Sabels vormen een terugkerend attribuut op bijna dertig portretfoto’s van officieren. De details zijn niet altijd even goed zichtbaar, maar meestal gaat het om type M1852 voor onbereden militairen. Hierdoor is er dus sprake van een terminus post quem. Op twee portretten zijn andersoortige sabels te zien: van het type M1813 voor een dragonder van de lichte cavalerie (79.2) en M1844 voor een dragonder van de zware cavalerie. (191.1) Dragonders zijn door een tiental portretten overigens opvallend goed in het album vertegenwoordigd. Een afwijkend wapen is het zwaard van een tamboer-maître der infanterie. (219.1) Op een piédestal naast hem ligt een sjako van het type M1854 met een gewast linnen overtrek, die we ook aantreffen bij een hoofdofficier der dragonders (131.1), een verondersteld zelfportret van Toon Bauduin in militair uniform (154.3) en een infanteriesoldaat. (197.3) Zonder overtrek staat hetzelfde type sjako op een aantal andere portretten en een tweetal opnamen van een exercitie. (5.8, 27.3, 45.2, 87.1, 181.1, 355.2, 355.4 en 363.2) – soms met een regimentsnummer in goudkleurig metaal. (87.1 en 181.1) Over de borst gekruist wit leerwerk biedt – met een zekere doorlooptijd – een terminus post quem omdat het bij Koninklijk Besluit van 3 april 1860 werd vervangen door zwart leerwerk. Hierdoor weten we dat de opnamen van exercities bij de Willemskazerne in Gorcum (5.8 en 27.3) vermoedelijk voor die datum zijn gemaakt. Zoals die van militairen voor het stadhuis in Venlo (5.1 en 5.9), waarvan zeker is dat ze van september 1858 dateren.

5.8

5.8 Exercitie bij Willemskazerne, Gorcum

Tenslotte bevat het album een portret van een wat oudere man in burgerkleding met op zijn linker borst de Sint-Helenamedaille. (117.1) Deze onderscheiding werd op 12 augustus 1857 door Napoleon III ingesteld voor veteranen, die tijdens de Napoleontische oorlogen tussen 1792 en 1815 in Franse dienst hadden gevochten.
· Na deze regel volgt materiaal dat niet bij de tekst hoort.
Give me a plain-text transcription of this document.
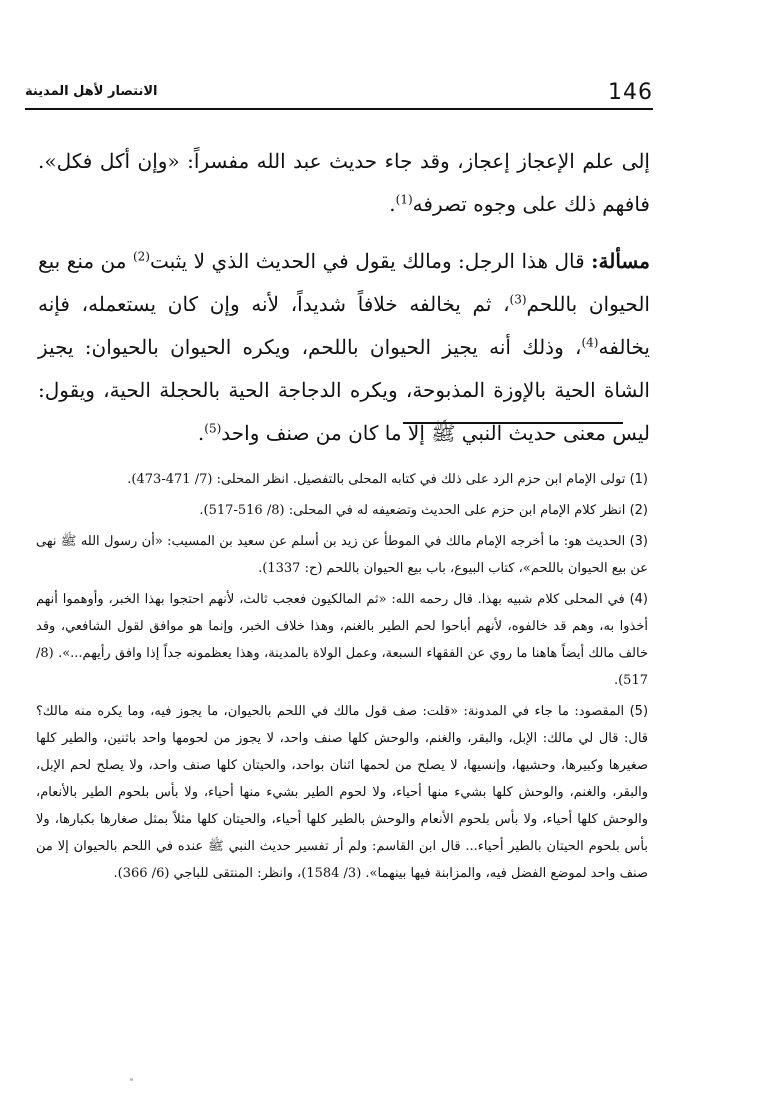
الانتصار لأهل المدينة	146

إلى علم الإعجاز إعجاز، وقد جاء حديث عبد الله مفسراً: «وإن أكل فكل». فافهم ذلك على وجوه تصرفه$^{(1)}$.

مسألة: قال هذا الرجل: ومالك يقول في الحديث الذي لا يثبت$^{(2)}$ من منع بيع الحيوان باللحم$^{(3)}$، ثم يخالفه خلافاً شديداً، لأنه وإن كان يستعمله، فإنه يخالفه$^{(4)}$، وذلك أنه يجيز الحيوان باللحم، ويكره الحيوان بالحيوان: يجيز الشاة الحية بالإوزة المذبوحة، ويكره الدجاجة الحية بالحجلة الحية، ويقول: ليس معنى حديث النبي ﷺ إلا ما كان من صنف واحد$^{(5)}$.

(1) تولى الإمام ابن حزم الرد على ذلك في كتابه المحلى بالتفصيل. انظر المحلى: (7/ 471-473).

(2) انظر كلام الإمام ابن حزم على الحديث وتضعيفه له في المحلى: (8/ 516-517).

(3) الحديث هو: ما أخرجه الإمام مالك في الموطأ عن زيد بن أسلم عن سعيد بن المسيب: «أن رسول الله ﷺ نهى عن بيع الحيوان باللحم»، كتاب البيوع، باب بيع الحيوان باللحم (ح: 1337).

(4) في المحلى كلام شبيه بهذا. قال رحمه الله: «ثم المالكيون فعجب ثالث، لأنهم احتجوا بهذا الخبر، وأوهموا أنهم أخذوا به، وهم قد خالفوه، لأنهم أباحوا لحم الطير بالغنم، وهذا خلاف الخبر، وإنما هو موافق لقول الشافعي، وقد خالف مالك أيضاً هاهنا ما روي عن الفقهاء السبعة، وعمل الولاة بالمدينة، وهذا يعظمونه جداً إذا وافق رأيهم...». (8/ 517).

(5) المقصود: ما جاء في المدونة: «قلت: صف قول مالك في اللحم بالحيوان، ما يجوز فيه، وما يكره منه مالك؟ قال: قال لي مالك: الإبل، والبقر، والغنم، والوحش كلها صنف واحد، لا يجوز من لحومها واحد باثنين، والطير كلها صغيرها وكبيرها، وحشيها، وإنسيها، لا يصلح من لحمها اثنان بواحد، والحيتان كلها صنف واحد، ولا يصلح لحم الإبل، والبقر، والغنم، والوحش كلها بشيء منها أحياء، ولا لحوم الطير بشيء منها أحياء، ولا بأس بلحوم الطير بالأنعام، والوحش كلها أحياء، ولا بأس بلحوم الأنعام والوحش بالطير كلها أحياء، والحيتان كلها مثلاً بمثل صغارها بكبارها، ولا بأس بلحوم الحيتان بالطير أحياء... قال ابن القاسم: ولم أر تفسير حديث النبي ﷺ عنده في اللحم بالحيوان إلا من صنف واحد لموضع الفضل فيه، والمزابنة فيها بينهما». (3/ 1584)، وانظر: المنتقى للباجي (6/ 366).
Ca. 2.500 Nederlanders ontvingen deze onderscheiding in 1858. Links onder de betreffende foto in het album staat de annotatie ‘Jan’, niet bepaald een naam die nadere identificatie van de geportretteerde vergemakkelijkt.

Met uitzondering van het portret van G.A.F. Quarin Willemier (131.2) lijken de meeste portretten van militairen voor 1862 te zijn gemaakt en kan Toon Bauduin dus ook op grond hiervan de fotograaf zijn geweest.

  1. Geciteerd uit Rooseboom 2008, p. 190
  2. Hiervoor is waarschijnlijk aniline gebruikt volgens een mondelinge mededeling van Herman Maes op 29 mei 2017.
  3. Gerard Rooijakkers suggereert in een mail d.d. 30 mei 2017 dat dit tableau vivant mogelijk een opvoering betreft van de opera Die Zauberflöte van W.A. Mozart uit 1791, die de hele 19de eeuw razend populair bleef. Hij schrijft hierover: ‘We zien de beroemde Königin der Nacht, een mythologische figuur die heerst over het nachtelijk zwerk. Vandaar de hemelbol, tekens van de dierenriem en vooral ook de blauw getinte kleur: het is bekend dat in de ensceneringen haar optreden in de opera met donkerblauwe/paarsblauwe decors en tinten werd voorgesteld.’
  4. Later omgenummerd tot Mariaplaats 63 en Biltstraat 111.
  5. Met dank aan Jacco Hooikammer die hierover verslag deed in een mail d.d. 7 juni 2017.
  6. Zie vorige noot.
  7. Over dit mogelijke priesterschap is uitgebreid gecorrespondeerd met Ed van Engeland, Rianneke van der Houwen van Museum Catharijneconvent en Casper Staal. Dit resulteerde helaas niet in een duidelijke conclusie. Van een sterk vervaagd portret van een monnik (47.1) kon tot nu toe evenmin worden vastgesteld tot welke orde hij behoorde.
  8. In een mail d.d. 10 mei 2017
  9. Zie Verhoeven/Bolk 2012 over de langdurige verbintenis van Quarin Willemier met het militair geneeskundig onderzoek. Een lithografisch portret van hem is opgenomen in het Jaarboekje van het Corps Kweekelingen van’s Rijks Kweekschool voor Militaire Geneeskundigen 1856. Dit is gereproduceerd in De Moulin 1988, p. 45.
  10. Van Dissel/Schoenmaker 2006, pp. 37-38
  11. De identificatie is gebaseerd op gelijkenis met een litho in de collectie van Ed van Engeland, waarvan hij mij op 23 september 2017 een scan deed toekomen. Dit portret is gemaakt na zijn bevordering tot 1e Officier van Gezondheid 1e klas. Een ander portret van Kerst is opgenomen bij zijn levensbeschrijving onder de titel ‘Een degelijk man’ in de Volks-Almanak voor Nederlandsche katholieken, 25 (1875) pp. 1-19, waarbij 1800 als geboortedatum wordt gegeven.